MIT scientists debut a generative AI model that could create molecules addressing hard-to-treat diseases

More than 300 people across academia and industry spilled into an auditorium to attend a BoltzGen seminar on Thursday, Oct. 30, hosted by the Abdul Latif Jameel Clinic for Machine Learning in Health (MIT Jameel Clinic). Headlining the event was MIT PhD student and BoltzGen’s first author Hannes Stärk, who had announced BoltzGen just a few days prior.

Building upon Boltz-2, an open-source biomolecular structure prediction model predicting protein binding affinity that made waves over the summer, BoltzGen (officially released on Sunday, Oct. 26.) is the first model of its kind to go a step further by generating novel protein binders that are ready to enter the drug discovery pipeline.

Three key innovations make this possible: first, BoltzGen’s ability to carry out a variety of tasks, unifying protein design and structure prediction while maintaining state-of-the-art performance. Next, BoltzGen’s built-in constraints are designed with feedback from wetlab collaborators to ensure the model creates functional proteins that don’t defy the laws of physics or chemistry. Lastly, a rigorous evaluation process tests the model on “undruggable” disease targets, pushing the limits of BoltzGen’s binder generation capabilities.

Most models used in industry or academia are capable of either structure prediction or protein design. Moreover, they’re limited to generating certain types of proteins that bind successfully to easy “targets.” Much like students responding to a test question that looks like their homework, as long as the training data looks similar to the target during binder design, the models often work. But existing methods are nearly always evaluated on targets for which structures with binders already exist, and end up faltering in performance when used on more challenging targets.
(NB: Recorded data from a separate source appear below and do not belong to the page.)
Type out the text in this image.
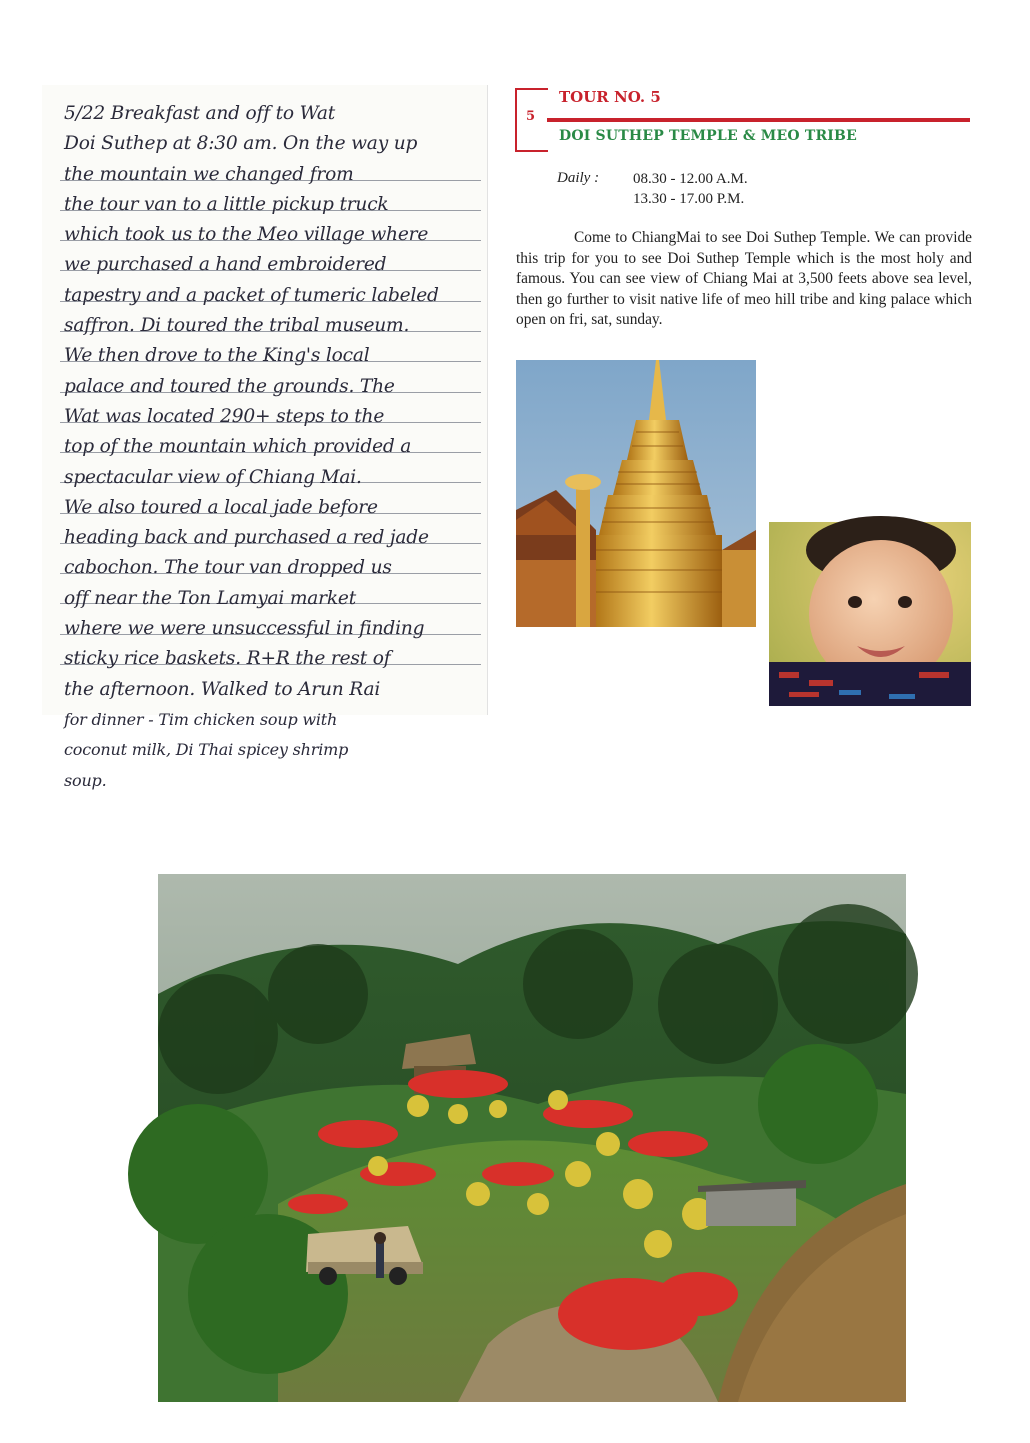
5/22 Breakfast and off to Wat
Doi Suthep at 8:30 am. On the way up
the mountain we changed from
the tour van to a little pickup truck
which took us to the Meo village where
we purchased a hand embroidered
tapestry and a packet of tumeric labeled
saffron. Di toured the tribal museum.
We then drove to the King's local
palace and toured the grounds. The
Wat was located 290+ steps to the
top of the mountain which provided a
spectacular view of Chiang Mai.
We also toured a local jade before
heading back and purchased a red jade
cabochon. The tour van dropped us
off near the Ton Lamyai market
where we were unsuccessful in finding
sticky rice baskets. R+R the rest of
the afternoon. Walked to Arun Rai
for dinner - Tim chicken soup with
coconut milk, Di Thai spicey shrimp
soup.
5
TOUR NO. 5
DOI SUTHEP TEMPLE & MEO TRIBE
Daily : 08.30 - 12.00 A.M.
13.30 - 17.00 P.M.

Come to ChiangMai to see Doi Suthep Temple. We can provide this trip for you to see Doi Suthep Temple which is the most holy and famous. You can see view of Chiang Mai at 3,500 feets above sea level, then go further to visit native life of meo hill tribe and king palace which open on fri, sat, sunday.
“There have been models trying to tackle binder design, but the problem is that these models are modality-specific,” Stärk points out. “A general model does not only mean that we can address more tasks. Additionally, we obtain a better model for the individual task since emulating physics is learned by example, and with a more general training scheme, we provide more such examples containing generalizable physical patterns.”

The BoltzGen researchers went out of their way to test BoltzGen on 26 targets, ranging from therapeutically relevant cases to ones explicitly chosen for their dissimilarity to the training data.

This comprehensive validation process, which took place in eight wetlabs across academia and industry, demonstrates the model’s breadth and potential for breakthrough drug development.

Parabilis Medicines, one of the industry collaborators that tested BoltzGen in a wetlab setting, praised BoltzGen’s potential: “we feel that adopting BoltzGen into our existing Helicon peptide computational platform capabilities promises to accelerate our progress to deliver transformational drugs against major human diseases.”

While the open-source releases of Boltz-1, Boltz-2, and now BoltzGen (which was previewed at the 7th Molecular Machine Learning Conference on Oct. 22) bring new opportunities and transparency in drug development, they also signal that biotech and pharmaceutical industries may need to reevaluate their offerings.

Amid the buzz for BoltzGen on the social media platform X, Justin Grace, a principal machine learning scientist at LabGenius, raised a question. “The private-to-open performance time lag for chat AI systems is [seven] months and falling,” Grace wrote in a post. “It looks to be even shorter in the protein space. How will binder-as-a-service co’s be able to [recoup] investment when we can just wait a few months for the free version?”

For those in academia, BoltzGen represents an expansion and acceleration of scientific possibility. “A question that my students often ask me is, ‘where can AI change the therapeutics game?’” says senior co-author and MIT Professor Regina Barzilay, AI faculty lead for the Jameel Clinic and an affiliate of the Computer Science and Artificial Intelligence Laboratory (CSAIL). “Unless we identify undruggable targets and propose a solution, we won’t be changing the game,” she adds. “The emphasis here is on unsolved problems, which distinguishes Hannes’ work from others in the field.”

Senior co-author Tommi Jaakkola, the Thomas Siebel Professor of Electrical Engineering and Computer Science who is affiliated with the Jameel Clinic and CSAIL, notes that "models such as BoltzGen that are released fully open-source enable broader community-wide efforts to accelerate drug design capabilities.”

Looking ahead, Stärk believes that the future of biomolecular design will be upended by AI models. “I want to build tools that help us manipulate biology to solve disease, or perform tasks with molecular machines that we have not even imagined yet,” he says. “I want to provide these tools and enable biologists to imagine things that they have not even thought of before.”